The burger was made by producing strips of muscle on a lab (University of Maastricht)
The burger was made by producing strips of muscle on a lab (University of Maastricht)

After more than a year of stem cell experiments, Dutch scientists are ready to serve a hamburger made entirely from meat grown in a laboratory.

University of Maastricht researcher Mark Post said that he had completed the burger, which was made in a laboratory Petri dish, at a cost of more than £200,000 ($320,000).

Post said that producing artificial meat in this way could reduce the environmental footprint of farmed animals by as much as 60%.

He has invited curious diners to test his hamburger at specially organised event on 5 August in London.

Ogilvy Public Relations said: "The event will include a brief explanation of the science behind the burger before it is cooked and tasted."
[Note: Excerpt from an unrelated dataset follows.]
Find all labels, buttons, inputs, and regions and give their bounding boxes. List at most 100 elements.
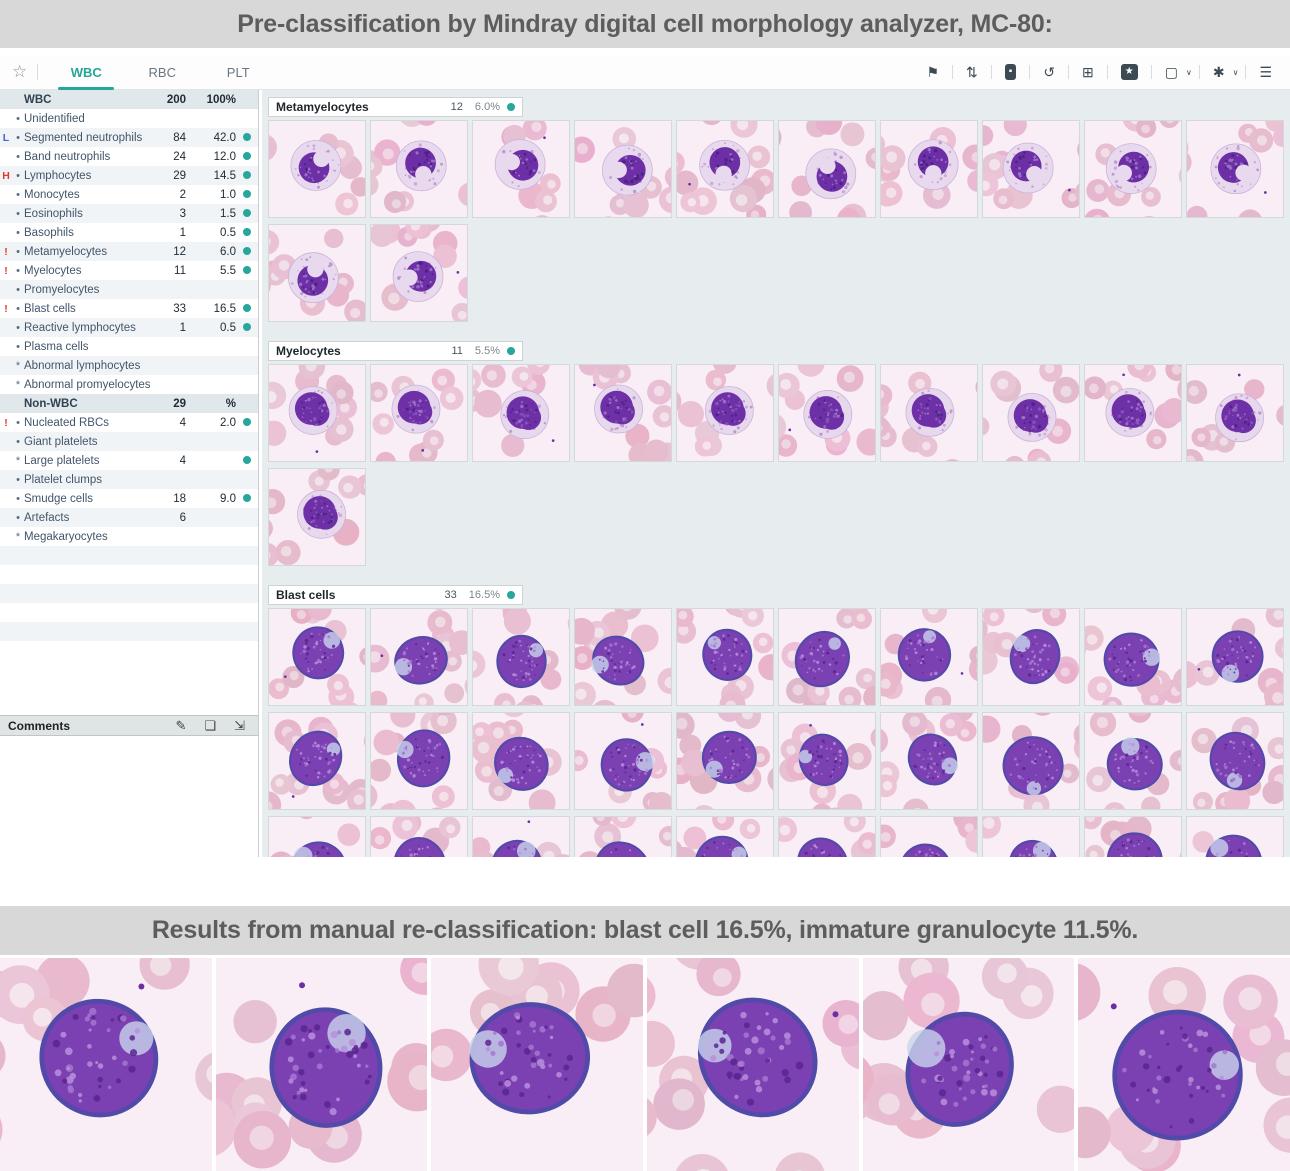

The burger was created by growing bovine stem cells in a vat, turning them into tens of thousands of thin strips of beef muscle cells and mixing them together with blood and artificially grown fat.

The experiment got the go-ahead with a £200,000 donation from an anonymous source, who will be revealed before the tasting.

"The reason we are doing this is not to show a viable product but to show that in reality we can do this," he told BBC News.

"From then on, we need to spend a whole lot of work and money to make the process efficient and cost-effective."

Post added that even without fat, the strips of muscle cells he created "tastes reasonably good." For the London event he plans to add only salt and pepper to the finished burger.

"This is still an early-stage technology," said Neil Stephens, a social scientist at Cardiff University. "There's still a huge number of things they need to learn."

Gabor Forgacs, a researcher at the University of Missouri, added: There are a lot of parallels to cultured meat, except that it is a lot less controversial because you're not going to eat it.

"But if we can convince the universe that we can build leather, it will be much easier to convince the universe that we can build meat."